A. Yes, those expenses could qualify if the activity is performed within the U.S. It would be important to determine whether these expenses were for goods that were used in the R&D process, or whether the costs were for R&D services. The R&D tax credit is designed to incentivize companies to conduct development activities within the U.S. Therefore, as long as activities are performed by individuals located within the U.S., they may still qualify for this tax credit.
Q. What happens if I generate more R&D tax credit than I can use? Do I lose the credit?
A. The R&D tax credit can often be more than the tax liability of a company in any given year. This is good news for companies because the unused portion of the R&D tax credit for a given year is not simply lost. Instead, unused R&D tax credits can be carried back one year and carried forward twenty years until utilized.
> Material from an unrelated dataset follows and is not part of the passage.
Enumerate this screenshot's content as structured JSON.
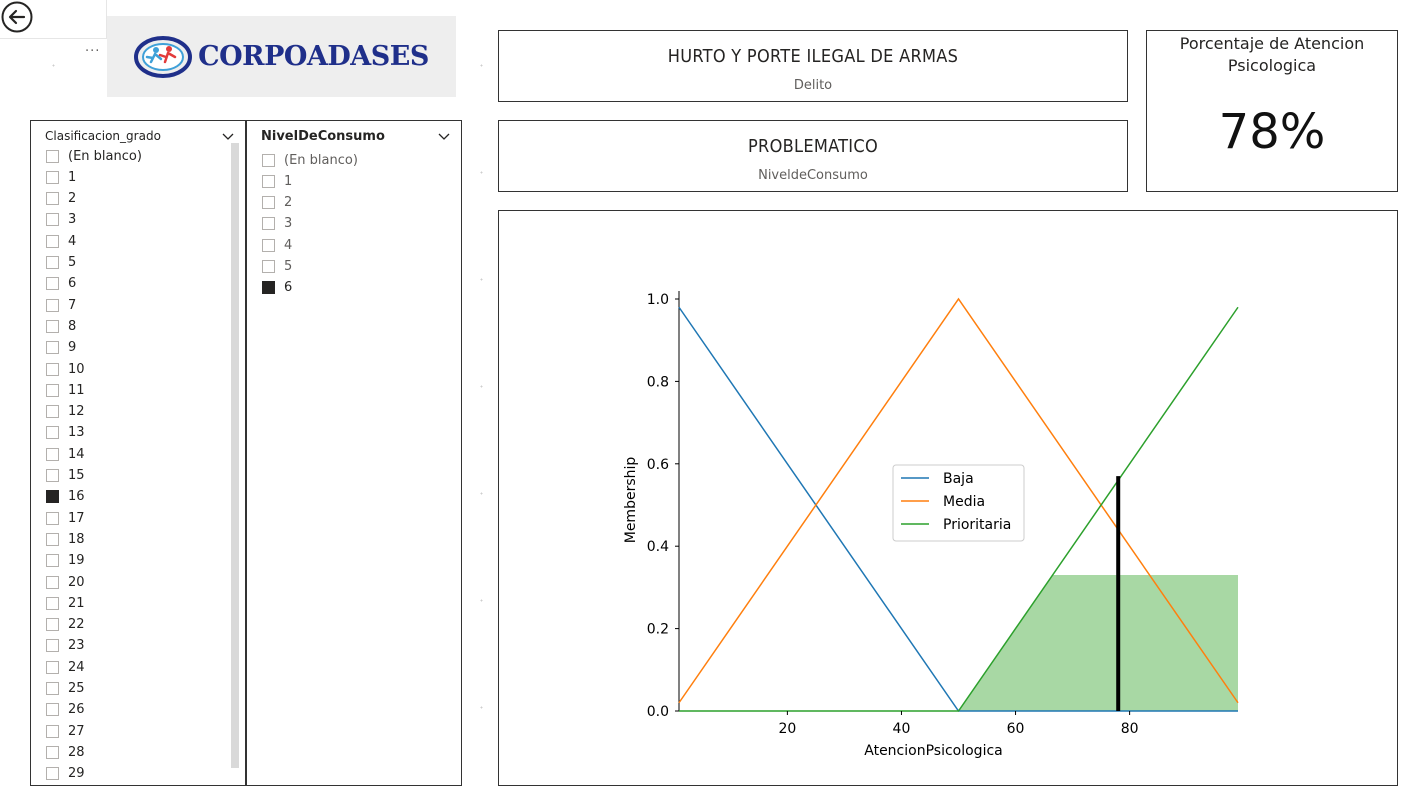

Many states also have their own specific rules related to how long R&D tax credits can be carried until utilized.
Any advice contained in this communication, including attachments and enclosures, is not intended as a thorough, in-depth analysis of specific issues. Nor is it sufficient to avoid tax-related penalties. This has been prepared for information purposes and general guidance only and does not constitute professional advice. You should not act upon the information contained in this publication without obtaining specific professional advice specific to, among other things, your individual facts, circumstances and jurisdiction. No representation or warranty (express or implied) is made as to the accuracy or completeness of the information contained in this publication, and CohnReznick LLP, its partners, employees and agents accept no liability, and disclaim all responsibility, for the consequences of you or anyone else acting, or refraining to act, in reliance on the information contained in this publication or for any decision based on it.